Au Togo, la coopération décentralisée prend une nouvelle dynamique. La Faîtière des communes du Togo (FCT) ambitionne de renforcer ses relations avec des partenaires étrangers afin de soutenir le développement local.
Cette volonté a été au centre d’une rencontre tenue le 24 mars à Lomé entre la présidente de la FCT, Koubonou Touni, et une délégation de SO Coopération, un réseau engagé dans la solidarité internationale basé en Nouvelle-Aquitaine.
Des priorités axées sur les services essentiels
Les échanges ont permis d’identifier plusieurs axes de collaboration centrés sur l’amélioration des conditions de vie des populations.
Parmi les domaines prioritaires figurent l’accès à l’eau potable, l’assainissement, la gestion des déchets ainsi que l’énergie. Ces secteurs représentent des défis majeurs pour de nombreuses communes togolaises.
L’objectif est de mettre en place des projets concrets capables d’apporter des solutions durables adaptées aux réalités locales.
Une immersion dans les réalités du terrain
Avant cette rencontre, la délégation de SO Coopération s’est rendue dans plusieurs localités afin de mieux comprendre les besoins des collectivités.
Les visites ont concerné notamment Agavé, Gléi, Bouladé, Amou et Zio. Cette approche de terrain permet d’identifier des projets pertinents et d’éviter des solutions déconnectées des réalités locales.
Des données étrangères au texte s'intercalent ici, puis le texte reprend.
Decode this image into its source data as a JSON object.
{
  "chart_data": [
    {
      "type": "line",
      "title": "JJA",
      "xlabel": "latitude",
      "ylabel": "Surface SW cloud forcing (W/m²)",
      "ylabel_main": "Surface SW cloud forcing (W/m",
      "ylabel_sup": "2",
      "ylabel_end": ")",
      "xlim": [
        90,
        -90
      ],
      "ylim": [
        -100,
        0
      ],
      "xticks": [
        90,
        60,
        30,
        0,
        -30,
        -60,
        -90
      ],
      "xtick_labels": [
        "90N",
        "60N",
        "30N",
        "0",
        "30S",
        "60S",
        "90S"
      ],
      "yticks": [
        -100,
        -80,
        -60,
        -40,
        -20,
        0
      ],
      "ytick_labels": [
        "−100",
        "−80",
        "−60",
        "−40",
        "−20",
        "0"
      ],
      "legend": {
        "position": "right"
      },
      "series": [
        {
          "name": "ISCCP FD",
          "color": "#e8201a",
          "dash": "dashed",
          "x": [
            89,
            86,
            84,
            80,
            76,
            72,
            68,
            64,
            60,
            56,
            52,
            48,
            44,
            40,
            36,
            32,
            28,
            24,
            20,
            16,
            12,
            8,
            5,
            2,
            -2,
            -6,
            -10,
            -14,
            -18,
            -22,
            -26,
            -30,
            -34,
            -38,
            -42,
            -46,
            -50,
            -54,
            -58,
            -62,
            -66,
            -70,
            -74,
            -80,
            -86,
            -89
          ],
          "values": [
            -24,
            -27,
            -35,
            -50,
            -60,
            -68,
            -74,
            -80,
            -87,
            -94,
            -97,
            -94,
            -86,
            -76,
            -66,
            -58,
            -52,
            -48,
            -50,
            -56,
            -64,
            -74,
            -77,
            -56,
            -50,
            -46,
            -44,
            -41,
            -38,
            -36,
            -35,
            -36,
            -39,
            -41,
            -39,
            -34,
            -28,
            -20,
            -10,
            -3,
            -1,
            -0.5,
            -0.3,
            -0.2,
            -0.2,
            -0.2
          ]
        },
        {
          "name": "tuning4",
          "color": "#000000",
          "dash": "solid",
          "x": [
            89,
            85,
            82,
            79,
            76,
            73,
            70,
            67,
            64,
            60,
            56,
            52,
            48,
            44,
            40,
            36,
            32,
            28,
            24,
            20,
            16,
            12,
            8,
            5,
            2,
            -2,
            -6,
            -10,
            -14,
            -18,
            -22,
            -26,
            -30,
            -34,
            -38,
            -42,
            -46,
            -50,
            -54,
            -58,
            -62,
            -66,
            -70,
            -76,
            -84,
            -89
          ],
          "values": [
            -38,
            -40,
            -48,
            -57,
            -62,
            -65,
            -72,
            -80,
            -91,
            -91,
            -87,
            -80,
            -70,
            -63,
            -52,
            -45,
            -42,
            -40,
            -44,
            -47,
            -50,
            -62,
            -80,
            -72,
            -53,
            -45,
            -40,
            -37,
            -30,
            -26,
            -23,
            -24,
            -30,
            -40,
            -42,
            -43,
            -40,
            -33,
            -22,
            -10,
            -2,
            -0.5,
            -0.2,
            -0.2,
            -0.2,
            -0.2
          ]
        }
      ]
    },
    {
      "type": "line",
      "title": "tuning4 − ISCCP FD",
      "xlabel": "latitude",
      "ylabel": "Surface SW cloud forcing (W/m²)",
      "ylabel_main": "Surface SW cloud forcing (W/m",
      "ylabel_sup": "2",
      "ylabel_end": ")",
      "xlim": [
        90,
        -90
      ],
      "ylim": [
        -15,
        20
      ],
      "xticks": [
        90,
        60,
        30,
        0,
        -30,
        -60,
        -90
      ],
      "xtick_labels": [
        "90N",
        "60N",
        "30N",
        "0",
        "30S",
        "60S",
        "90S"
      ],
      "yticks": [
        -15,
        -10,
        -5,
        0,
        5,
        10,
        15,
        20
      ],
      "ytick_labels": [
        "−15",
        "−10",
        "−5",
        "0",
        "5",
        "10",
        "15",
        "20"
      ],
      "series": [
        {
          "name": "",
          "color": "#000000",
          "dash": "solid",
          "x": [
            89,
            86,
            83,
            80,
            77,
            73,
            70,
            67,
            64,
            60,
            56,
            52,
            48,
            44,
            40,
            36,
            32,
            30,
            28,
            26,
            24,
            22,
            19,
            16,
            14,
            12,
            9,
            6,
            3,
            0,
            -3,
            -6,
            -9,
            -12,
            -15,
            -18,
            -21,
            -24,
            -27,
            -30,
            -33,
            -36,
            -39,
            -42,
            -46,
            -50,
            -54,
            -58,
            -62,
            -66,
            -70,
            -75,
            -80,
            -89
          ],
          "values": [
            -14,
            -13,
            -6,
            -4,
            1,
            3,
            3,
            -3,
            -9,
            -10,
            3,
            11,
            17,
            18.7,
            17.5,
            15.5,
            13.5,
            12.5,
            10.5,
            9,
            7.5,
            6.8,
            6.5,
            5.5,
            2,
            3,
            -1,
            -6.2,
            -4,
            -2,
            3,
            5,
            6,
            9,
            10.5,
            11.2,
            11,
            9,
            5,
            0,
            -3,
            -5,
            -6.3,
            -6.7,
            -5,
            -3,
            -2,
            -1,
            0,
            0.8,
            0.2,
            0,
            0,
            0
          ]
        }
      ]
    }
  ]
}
Selon la directrice du réseau, Mathilde Reziau, leur mission consiste à accompagner différents acteurs, allant des collectivités aux associations, en passant par les entreprises et les institutions de formation.
Une coopération encore limitée mais prometteuse
À ce jour, seule une quarantaine de communes togolaises bénéficient de partenariats dans le cadre de la coopération décentralisée.
Ce chiffre reste relativement faible au regard du nombre total de collectivités. Cela montre qu’il existe encore une large marge de progression.
La Faîtière des communes du Togo souhaite donc étendre ces collaborations afin de permettre à un plus grand nombre de communes d’accéder à des ressources, des financements et une expertise technique.
Vers un accompagnement structuré des collectivités
Les discussions ont également porté sur l’accompagnement du processus de décentralisation. L’idée est de renforcer les capacités des communes dans la gestion de projets et la mise en œuvre des politiques locales.
Les partenaires envisagent de développer des initiatives ciblées pour améliorer les services publics à l’échelle locale.
Cependant, il faut rester prudent : multiplier les partenariats ne garantit pas automatiquement des résultats concrets. Tout dépendra de la qualité des projets, du suivi et de l’engagement des acteurs locaux.
Un levier pour le développement local
La coopération décentralisée apparaît comme un outil stratégique pour accélérer le développement des territoires.
Elle permet non seulement d’obtenir un appui technique et financier, mais aussi de favoriser les échanges d’expériences entre collectivités de différents pays.
Pour le Togo, l’enjeu est de tirer pleinement profit de ces partenariats pour améliorer durablement les conditions de vie des populations.